Rijden met uw auto
WAARSCHUWING
Om het risico op ERNSTIG of DODELIJK
LETSEL te beperken:
Rijd niet met de auto in
omstandigheden waarvoor hij niet
is ontworpen, zoals zware off-road
omstandigheden.
Pas uw snelheid aan voordat u een
bocht aansnijdt of gaat keren.
Maak geen plotselinge
stuurbewegingen bij het wisselen
van rijbaan of bij het nemen van
snelle, scherpe bochten.
De kans dat de auto over de kop slaat
wanneer u de macht over het stuur
verliest, is veel groter bij hogere
snelheden.
Meestal verliest de bestuurder de
macht over de auto wanneer twee of
meer wielen van de weg raken en de
bestuurder het stuur omgooit om de
auto weer de weg op te sturen.
Gooi het stuur niet om wanneer uw
auto van de weg raakt.

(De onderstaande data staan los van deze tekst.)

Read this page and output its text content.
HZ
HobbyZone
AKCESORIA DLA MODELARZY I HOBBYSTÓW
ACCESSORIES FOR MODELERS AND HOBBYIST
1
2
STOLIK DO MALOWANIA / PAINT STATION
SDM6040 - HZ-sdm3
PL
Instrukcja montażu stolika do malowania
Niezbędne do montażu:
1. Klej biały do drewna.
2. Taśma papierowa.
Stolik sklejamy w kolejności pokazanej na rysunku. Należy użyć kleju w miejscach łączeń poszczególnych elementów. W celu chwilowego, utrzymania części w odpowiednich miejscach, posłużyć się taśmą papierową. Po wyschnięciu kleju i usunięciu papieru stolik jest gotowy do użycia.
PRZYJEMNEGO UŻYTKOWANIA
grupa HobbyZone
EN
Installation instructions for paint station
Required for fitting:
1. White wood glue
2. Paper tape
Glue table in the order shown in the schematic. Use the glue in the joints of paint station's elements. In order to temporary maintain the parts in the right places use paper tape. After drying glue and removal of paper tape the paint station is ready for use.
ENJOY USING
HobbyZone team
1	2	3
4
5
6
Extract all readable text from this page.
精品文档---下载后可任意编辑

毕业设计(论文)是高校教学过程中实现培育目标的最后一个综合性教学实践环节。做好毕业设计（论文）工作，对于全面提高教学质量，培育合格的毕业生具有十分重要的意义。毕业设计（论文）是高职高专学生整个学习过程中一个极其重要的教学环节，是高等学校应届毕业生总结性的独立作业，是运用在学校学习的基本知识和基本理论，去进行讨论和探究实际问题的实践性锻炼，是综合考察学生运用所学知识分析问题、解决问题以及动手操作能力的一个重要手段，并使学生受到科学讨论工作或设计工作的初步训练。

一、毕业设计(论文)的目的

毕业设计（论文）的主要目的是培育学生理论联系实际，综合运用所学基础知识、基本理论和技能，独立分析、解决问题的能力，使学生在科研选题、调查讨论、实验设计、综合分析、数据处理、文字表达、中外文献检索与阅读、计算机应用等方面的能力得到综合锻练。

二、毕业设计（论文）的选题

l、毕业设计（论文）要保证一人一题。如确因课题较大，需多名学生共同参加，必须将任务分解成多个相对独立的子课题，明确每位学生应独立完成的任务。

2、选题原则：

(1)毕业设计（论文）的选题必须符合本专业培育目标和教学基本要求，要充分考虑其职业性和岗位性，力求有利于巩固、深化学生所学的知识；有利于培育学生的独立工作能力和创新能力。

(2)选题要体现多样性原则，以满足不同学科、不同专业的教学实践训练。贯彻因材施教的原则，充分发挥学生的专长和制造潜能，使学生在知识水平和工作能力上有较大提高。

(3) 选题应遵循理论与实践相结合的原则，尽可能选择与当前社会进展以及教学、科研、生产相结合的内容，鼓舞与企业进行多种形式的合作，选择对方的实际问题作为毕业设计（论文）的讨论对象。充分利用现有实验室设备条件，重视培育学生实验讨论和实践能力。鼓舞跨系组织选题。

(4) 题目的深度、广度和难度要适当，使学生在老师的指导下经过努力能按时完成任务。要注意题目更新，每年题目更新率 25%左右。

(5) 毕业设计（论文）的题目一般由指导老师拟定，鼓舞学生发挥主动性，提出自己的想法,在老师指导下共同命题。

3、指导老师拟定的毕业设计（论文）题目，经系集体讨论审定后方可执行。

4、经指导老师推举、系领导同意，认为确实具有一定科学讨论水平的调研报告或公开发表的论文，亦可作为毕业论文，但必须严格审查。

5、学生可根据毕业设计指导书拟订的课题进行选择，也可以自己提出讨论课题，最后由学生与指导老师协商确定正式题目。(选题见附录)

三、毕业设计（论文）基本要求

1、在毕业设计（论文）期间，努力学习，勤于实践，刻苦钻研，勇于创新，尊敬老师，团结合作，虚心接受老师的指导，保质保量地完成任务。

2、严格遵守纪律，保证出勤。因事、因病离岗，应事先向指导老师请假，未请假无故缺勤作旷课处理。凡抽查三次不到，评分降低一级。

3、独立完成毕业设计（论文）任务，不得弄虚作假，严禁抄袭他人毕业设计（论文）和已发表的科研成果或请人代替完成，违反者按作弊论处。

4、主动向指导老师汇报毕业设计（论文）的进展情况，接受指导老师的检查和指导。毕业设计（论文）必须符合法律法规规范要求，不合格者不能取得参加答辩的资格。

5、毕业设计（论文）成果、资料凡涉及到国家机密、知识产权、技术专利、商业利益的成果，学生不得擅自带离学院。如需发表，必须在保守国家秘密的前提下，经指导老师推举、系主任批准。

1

Rem in plaats
daarvan af en stuur de auto rustig
terug de rijbaan op.
6-44
OPMERKING
Rijd niet door water dat hoger staat
dan de onderkant van het voertuig.
Controleer de werking van de
remmen nadat u door modder
of water bent gereden. Trap het
rempedaal enkele malen in terwijl
u traag rijdt totdat u voelt dat de
remmen weer normaal werken.
Verkort uw geplande
onderhoudsintervals als u op
onverhard terrein rijdt door zand,
modder of water en dergelijke (zie
'Onderhoud bij gebruik onder zware
omstandigheden' in hoofdstuk 9).
Was uw auto altijd grondig na het
rijden op onverhard terrein, met
name de onderkant van het voertuig.
Zorg ervoor dat op de auto vier
banden van hetzelfde type en
afmeting zijn gemonteerd.
Zorg ervoor dat een full time voertuig
met vierwielaandrijving gesleept
wordt door een vlakke sleepwagen.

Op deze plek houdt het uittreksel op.